Cold creeps higher with each step; Iseult still wears her flimsy silk gown, though it is torn at the hem and one sleeve is half ripped away. She has no memory of when that might have happened. One moment she was on the balcony, the next she was swarmed by Hell-Bards and carried across the palace.

Now she is here, reaching the end of a secret stairwell cloaked in the magic of the Rook King—and she has no doubt this was the Rook King’s work. At least partially, for as light filters onto the final steps and a cave opens up before her, Iseult glimpses a worn carving in the stone: two birds, side by side.

But are they owls, Esme had once asked, referring to ancient statues in the Contested Lands, or are they rooks? Iseult hadn’t understood the significance of those animals then, and she doesn’t understand it now.

All she knows is that the Rook King had been a Paladin—a real flesh-and-blood man. And somehow he must be bound to these stones just as he is bound to the Monastery. Except Iseult doesn’t think it is merely a ghost that haunts here.

After a short drop-off, Leopold sets down Owl and takes her hand in his. She is, to Iseult’s surprise, unafraid of this strange place. In fact, her Threads are blue calm tinged with rosy joy, as if the cave is familiar.
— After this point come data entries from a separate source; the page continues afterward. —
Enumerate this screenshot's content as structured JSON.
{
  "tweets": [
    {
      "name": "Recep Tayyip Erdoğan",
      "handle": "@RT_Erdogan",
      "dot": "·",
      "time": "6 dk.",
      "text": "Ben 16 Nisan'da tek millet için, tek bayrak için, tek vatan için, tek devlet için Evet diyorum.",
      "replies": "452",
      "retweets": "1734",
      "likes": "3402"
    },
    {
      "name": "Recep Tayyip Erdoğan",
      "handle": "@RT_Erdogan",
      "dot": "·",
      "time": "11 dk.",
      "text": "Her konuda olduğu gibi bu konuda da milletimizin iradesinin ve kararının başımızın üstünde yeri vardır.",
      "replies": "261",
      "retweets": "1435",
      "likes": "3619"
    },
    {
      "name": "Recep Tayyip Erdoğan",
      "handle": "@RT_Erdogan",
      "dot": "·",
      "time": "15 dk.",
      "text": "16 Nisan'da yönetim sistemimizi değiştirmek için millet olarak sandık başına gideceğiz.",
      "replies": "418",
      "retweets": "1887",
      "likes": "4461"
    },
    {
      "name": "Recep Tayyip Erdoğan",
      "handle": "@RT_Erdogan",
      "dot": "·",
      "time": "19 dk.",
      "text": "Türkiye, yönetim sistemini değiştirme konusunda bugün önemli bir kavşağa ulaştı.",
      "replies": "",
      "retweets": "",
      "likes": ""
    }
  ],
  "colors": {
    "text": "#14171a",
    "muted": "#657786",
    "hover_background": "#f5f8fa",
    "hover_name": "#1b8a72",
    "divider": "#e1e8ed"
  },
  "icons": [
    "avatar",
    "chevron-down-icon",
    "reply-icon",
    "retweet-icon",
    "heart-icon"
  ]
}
But are they owls or are they rooks? Iseult thinks again, and another piece of the puzzle sinks into place.

The cave unfolds ahead, its high ceiling rounded and lit by Firewitched torches. A gentle, sulfur-scented mist hovers, bringing moisture to Iseult’s skin. Warmth increases, welcome at first. Then too hot. And eventually, the winding cave gives way to a carved space, lined with columns.

It is a bath, the waters frothing and steaming. Leopold offers no explanation for the room, but simply strides through. With the steam floating around him, he looks like a ghost from centuries past.
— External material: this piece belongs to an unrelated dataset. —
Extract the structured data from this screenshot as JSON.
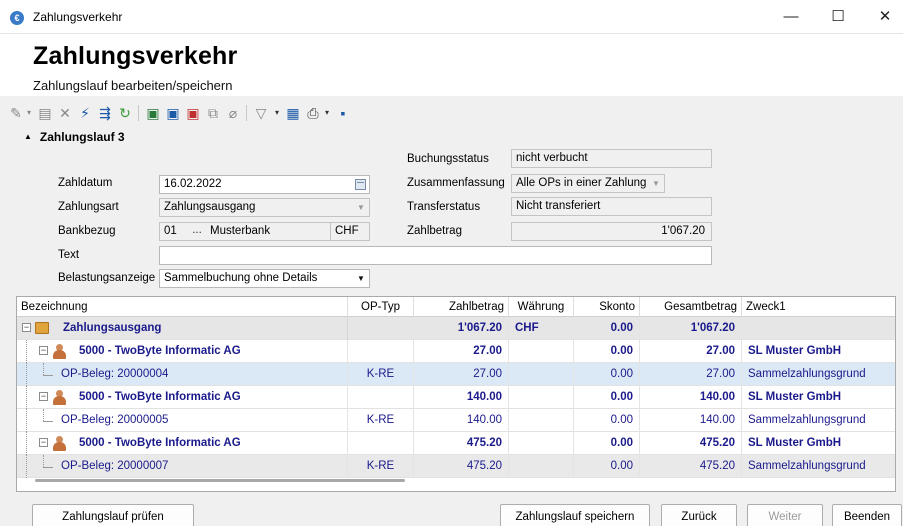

Beyond is more cave, winding and twisting in a complex labyrinth of stalagmites and sulfur. The ground ascends slightly, until at last, they reach a wide set of stairs. No one speaks as they climb. Only when they hit the final landing does Leopold break the silence.

“I have no supplies for you. Only a cloak.” He moves to a wooden trunk hiding between two torches. In quick, practiced movements, he has it open and a thick gray cape in hand. “Beyond this wall”—he motions to the stone before them—“is the River Praga. You can follow it east, until you reach the wharves. I have someone there who will meet you.”

“Who?”

“You will know her,” he says simply, and he offers Iseult the cloak.

She wraps her fingers around the rough wool. It will blend in well with the night. “Thank you,” Iseult says, and she means it. She would be dead by Hell-Bard blade right now, if not for him. “Please look after Safi.”

“You know that I will, Dark-Giver.” He bows his head. There is no mockery in his tone or in his Threads—only the grief. The loss. The tears Iseult saw before, a lifetime ago upon the balcony.

And Iseult grasps for some message she can give Safi. Some final departing words that say, “Everything will be all right because I’ll make them so.” But she can think of nothing, so all she says is “Owl, are you ready?”

She turns away from Leopold and kneels before the child. Owl remains calm, unfazed by the strange night or the strange cave. And as Iseult pulls up her hood and tucks her hair out of sight, she even bares a smile. “Zander says we are to play fox and hen tonight.”

“Yes,” Iseult agrees. “That is exactly what we are doing.”

A musty scent rolls over her, and when Iseult rises, she finds a dark river sloshing against reeds where a wall had just been.

“You will get wet,” Leopold says from behind her. He has moved to the stairs again. “But the time in the water is short.”